Julius Erving Doesn’t Want to Be a Hero Anymore
She thought it might get better, when he retired. But it was worse, he was around less. Chasing business or fooling around. They lived parallel lives even when he was in Villanova, Julius always hitting the sack at three or four in the morning, Turk up at six with her kids. She liked Philly, had found a network of lunch friends — Doris Taxin, Joanne Keenan, Riki Wagman, women who schooled her in moneyed class. She was friends, too, with singer Teddy Pendergrass — Teddy’s seats were right next to hers at Sixers games — and somehow that became a big rumor about Turquoise: a partyer, in the car with Teddy and the transvestite the night of his accident in ’85, the wreck that broke his neck and paralyzed him. Turquoise, in fact, was not in the car; she was home in bed with Julius. Julius and Turk were among the first at the hospital early that morning to see him. Teddy himself told her what happened:
He was at the game that night with a woman, went out to a club afterward and ditched her for another. They left, heading for Teddy’s place, him driving. Weaving Wissahickon Drive, he put his hand up her dress, and at the moment of getting the genital news — a man! — lost control of his car.

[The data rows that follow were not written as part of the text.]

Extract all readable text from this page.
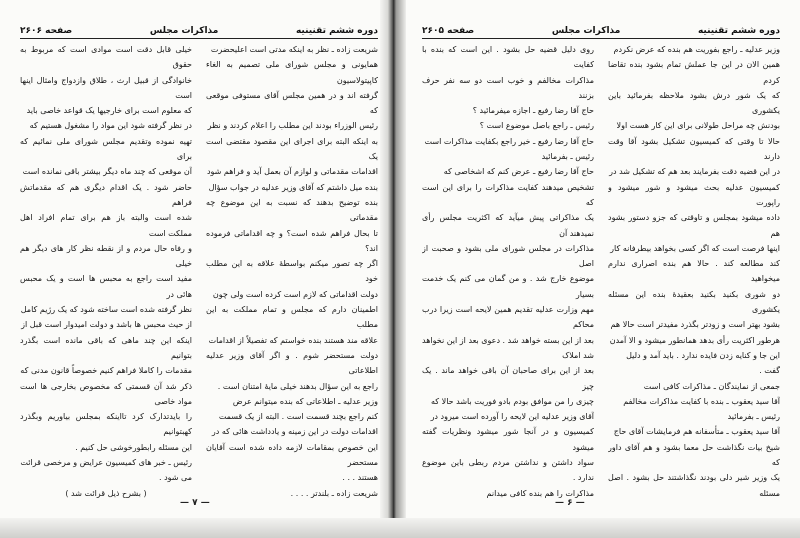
دوره ششم تقنینیه
مذاکرات مجلس
صفحه ۲۶۰۶

شریعت زاده ـ نظر به اینکه مدتی است اعلیحضرت

همایونی و مجلس شورای ملی تصمیم به الغاء کاپیتولاسیون

گرفته اند و در همین مجلس آقای مستوفی موقعی که

رئیس الوزراء بودند این مطلب را اعلام کردند و نظر

به اینکه البته برای اجرای این مقصود مقتضی است یک

اقدامات مقدماتی و لوازم آن بعمل آید و فراهم شود

بنده میل داشتم که آقای وزیر عدلیه در جواب سؤال

بنده توضیح بدهند که نسبت به این موضوع چه مقدماتی

تا بحال فراهم شده است؟ و چه اقداماتی فرموده اند؟

اگر چه تصور میکنم بواسطهٔ علاقه به این مطلب خود

دولت اقداماتی که لازم است کرده است ولی چون

اطمینان دارم که مجلس و تمام مملکت به این مطلب

علاقه مند هستند بنده خواستم که تفصیلاً از اقدامات

دولت مستحضر شوم . و اگر آقای وزیر عدلیه اطلاعاتی

راجع به این سؤال بدهند خیلی مایهٔ امتنان است .

وزیر عدلیه ـ اطلاعاتی که بنده میتوانم عرض

کنم راجع بچند قسمت است . البته از یک قسمت

اقدامات دولت در این زمینه و یادداشت هائی که در

این خصوص بمقامات لازمه داده شده است آقایان مستحضر

هستند . . .

شریعت زاده ـ بلندتر . . . .

خیلی قابل دقت است موادی است که مربوط به حقوق

خانوادگی از قبیل ارث ، طلاق وازدواج وامثال اینها است

که معلوم است برای خارجیها یک قواعد خاصی باید

در نظر گرفته شود این مواد را مشغول هستیم که

تهیه نموده وتقدیم مجلس شورای ملی نمائیم که برای

آن موقعی که چند ماه دیگر بیشتر باقی نمانده است

حاضر شود . یک اقدام دیگری هم که مقدماتش فراهم

شده است والبته باز هم برای تمام افراد اهل مملکت است

و رفاه حال مردم و از نقطه نظر کار های دیگر هم خیلی

مفید است راجع به محبس ها است و یک محبس هائی در

نظر گرفته شده است ساخته شود که یک رژیم کامل

از حیث محبس ها باشد و دولت امیدوار است قبل از

اینکه این چند ماهی که باقی مانده است بگذرد بتوانیم

مقدمات را کاملا فراهم کنیم خصوصاً قانون مدنی که

ذکر شد آن قسمتی که مخصوص بخارجی ها است مواد خاصی

را بایدتدارک کرد تااینکه بمجلس بیاوریم وبگذرد کهبتوانیم

این مسئله رابطورخوشی حل کنیم .

رئیس ـ خبر های کمیسیون عرایض و مرخصی قرائت

می شود .

( بشرح ذیل قرائت شد )

— ۷ —
دوره ششم تقنینیه
مذاکرات مجلس
صفحه ۲۶۰۵

وزیر عدلیه ـ راجع بفوریت هم بنده که عرض نکردم

همین الان در این جا عملش تمام بشود بنده تقاضا کردم

که یک شور درش بشود ملاحظه بفرمائید باین یکشوری

بودنش چه مراحل طولانی برای این کار هست اولا

حالا تا وقتی که کمیسیون تشکیل بشود آقا وقت دارند

در این قضیه دقت بفرمایند بعد هم که تشکیل شد در

کمیسیون عدلیه بحث میشود و شور میشود و راپورت

داده میشود بمجلس و تاوقتی که جزو دستور بشود هم

اینها فرصت است که اگر کسی بخواهد بیطرفانه کار

کند مطالعه کند . حالا هم بنده اصراری ندارم میخواهید

دو شوری بکنید بکنید بعقیدهٔ بنده این مسئله یکشوری

بشود بهتر است و زودتر بگذرد مفیدتر است حالا هم

هرطور اکثریت رأی بدهد همانطور میشود و الا آمدن

این جا و کنایه زدن فایده ندارد . باید آمد و دلیل

گفت .

جمعی از نمایندگان ـ مذاکرات کافی است

آقا سید یعقوب ـ بنده با کفایت مذاکرات مخالفم

رئیس ـ بفرمائید

آقا سید یعقوب ـ متأسفانه هم فرمایشات آقای حاج

شیخ بیات نگذاشت حل معما بشود و هم آقای داور که

یک وزیر شیر دلی بودند نگذاشتند حل بشود . اصل مسئله

روی دلیل قضیه حل بشود . این است که بنده با کفایت

مذاکرات مخالفم و خوب است دو سه نفر حرف بزنند

حاج آقا رضا رفیع ـ اجازه میفرمائید ؟

رئیس ـ راجع باصل موضوع است ؟

حاج آقا رضا رفیع ـ خیر راجع بکفایت مذاکرات است

رئیس ـ بفرمائید

حاج آقا رضا رفیع ـ عرض کنم که اشخاصی که

تشخیص میدهند کفایت مذاکرات را برای این است که

یک مذاکراتی پیش میآید که اکثریت مجلس رأی نمیدهند آن

مذاکرات در مجلس شورای ملی بشود و صحبت از اصل

موضوع خارج شد . و من گمان می کنم یک خدمت بسیار

مهم وزارت عدلیه تقدیم همین لایحه است زیرا درب محاکم

بعد از این بسته خواهد شد . دعوی بعد از این نخواهد شد املاک

بعد از این برای صاحبان آن باقی خواهد ماند . یک چیز

چیزی را من موافق بودم بادو فوریت باشد حالا که

آقای وزیر عدلیه این لایحه را آورده است میرود در

کمیسیون و در آنجا شور میشود ونظریات گفته میشود

سواد داشتن و نداشتن مردم ربطی باین موضوع ندارد .

مذاکرات را هم بنده کافی میدانم

— ۶ —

Really, Turquoise has always liked to stay home, with her children. Julius liked to be out. And it was the same once the kids were old enough to start living on their own.
Then, Orlando. He called her one day six years ago from Chicago announcing a new life — “I’m signing tomorrow with the Magic. They’ll send a plane for you to go to the press conference.” So she moved south with him.
Turquoise and Cory — still in and out of rehab, trying to get a grip — hated Orlando. Their lives thickened with public trouble. Cheo and Cory were busted with a crack pipe, charged with breaking into a car. The Alexandra story broke, while Cheo was in jail in Orange County on a drug-related conviction; Julius visited him the next day to explain the deal, but too late: Cheo had already been in a fistfight with another inmate who clued him in to his half-sister by running his mouth about how good she looked, and what I’d like to do with that, and how long she been playin’ tennis, anyway’? And then they lost Cory. What made it worse, even harder to take, was that he seemed to be doing better, was starting to find himself.